The 17th century poet, John Donne, famously wrote, “No man is an island, entire of itself; every man is a piece of the continent, A part of the main.” In reality, even an island is not an island – structurally or functionally. Islands are separated (or connected) – depending on perspective or purpose – to continents by the water and air. The nature of these connections drives the evolution of island “phenotypes.” Analogously, human phenotypes are driven by the information flows and the feedback systems that course through our networks. The study of networks has shown that human activities exhibit regularities that lead to networks with special features and a few primary features of networks yield enormous insight into human phenotypes. Understanding network structure can also yield insights into how information and resource flows begin, transmit, and progress within and across networks. Humans are referred to as social animals – this is not just an idle observation or a fashionable claim, but an empirical and foundational truth of human nature.

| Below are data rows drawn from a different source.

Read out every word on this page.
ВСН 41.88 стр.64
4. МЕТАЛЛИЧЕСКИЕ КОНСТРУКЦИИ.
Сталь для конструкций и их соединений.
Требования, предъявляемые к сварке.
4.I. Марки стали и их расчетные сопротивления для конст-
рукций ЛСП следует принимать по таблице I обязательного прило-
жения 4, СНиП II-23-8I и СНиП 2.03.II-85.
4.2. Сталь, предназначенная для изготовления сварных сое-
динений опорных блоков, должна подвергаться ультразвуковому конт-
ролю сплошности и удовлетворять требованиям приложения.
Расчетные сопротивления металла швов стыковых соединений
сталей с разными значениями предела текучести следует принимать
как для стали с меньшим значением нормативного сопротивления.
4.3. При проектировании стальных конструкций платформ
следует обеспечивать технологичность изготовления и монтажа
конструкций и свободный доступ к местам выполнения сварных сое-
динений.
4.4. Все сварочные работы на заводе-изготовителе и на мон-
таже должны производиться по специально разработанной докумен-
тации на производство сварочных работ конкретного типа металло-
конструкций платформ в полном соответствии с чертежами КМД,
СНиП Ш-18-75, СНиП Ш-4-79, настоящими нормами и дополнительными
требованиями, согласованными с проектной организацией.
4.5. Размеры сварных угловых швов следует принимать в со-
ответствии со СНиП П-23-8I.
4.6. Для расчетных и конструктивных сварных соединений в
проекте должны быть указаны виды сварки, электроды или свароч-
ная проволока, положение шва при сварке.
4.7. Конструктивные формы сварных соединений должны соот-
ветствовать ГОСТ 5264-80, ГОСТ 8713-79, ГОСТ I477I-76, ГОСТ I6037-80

The Centers for Disease Control (CDC) defines social determinants of health (SDOH) as the “conditions in the environments where people are born, live, work, play, worship, and age.” These social determinants transmitted via our social networks account for 60% of the variation in health outcomes. The life altering diseases of modernity – diabetes, cancer, heart disease, stroke, substance abuse, and neurocognitive disorders – and the supposed diseases of antiquity – infectious diseases – are intimately associated with our social networks. Our various interactions – friendship, kinship, resource-exchange, information-exchange, or casual contact – coalesce into robust and typical patterns that can influence, reinforce, and hem us into maladaptive phenotypes. These phenotypes affect us by not only increasing the risk of contracting a disease but also the outcomes associated with it. Prevalent network patterns such as assortative networks, modular disassortative networks, and scale-free networks all have typical structures and characteristics. Information flows through them in type specific ways, they change and are resistant to change predictably. If we understand these features and properties of networks, then it should follow that we can design disease treatments & interventions that accounts for network information.
Two of the most widespread and dominant features of human networks are homophily and clustering. Homophily – commonly memorialized as ‘birds of a feather, flock together’ – is the general tendency for individuals to be connected to similar others. Clustering is how likely two people connected to you are also connected to each other. Homophily and clustering occur because either members select partners who are similar to themselves (social selection) or the behavior of network partners exert influence and behaviors converge over time (social influence). In general, homophily and clustering are so widespread and powerful because they decrease the uncertainty and friction associated with social living. It is easier to communicate, understand, and predict the behavior of people with similar world views. You can use heuristics of similarity or familiarity to assess a strategy rather than expending resources and energy to evaluate the hypothesis on your own. The downside of homophily is that it can also reinforce and entrench maladaptive strategies. Behavioral tendencies such as diet, smoking, physical activity, infectious disease transmission, and cancer screening have all been shown to propagate by the social network through the mechanisms of homophily and clustering.
As discussed in my last essay, the complex and resistant diseases of modernity require an ecological framework. There isn’t a single cause or even a single system that causes diseases such as diabetes, cancer, or heart disease. These diseases are multifactorial and multidimensional. Their causes reside not only in multiple systems at different levels, but also in the interactions between them. The systems above – as represented by social networks – are potent drivers of human health that directly and profoundly impact the systems below (next essay). Any complete theory of disease attribution should factor in social networks. The payoff will be more accurate predictions of disease onset and progression, which in turn can help devise more complete strategies of prevention and disease burden reduction.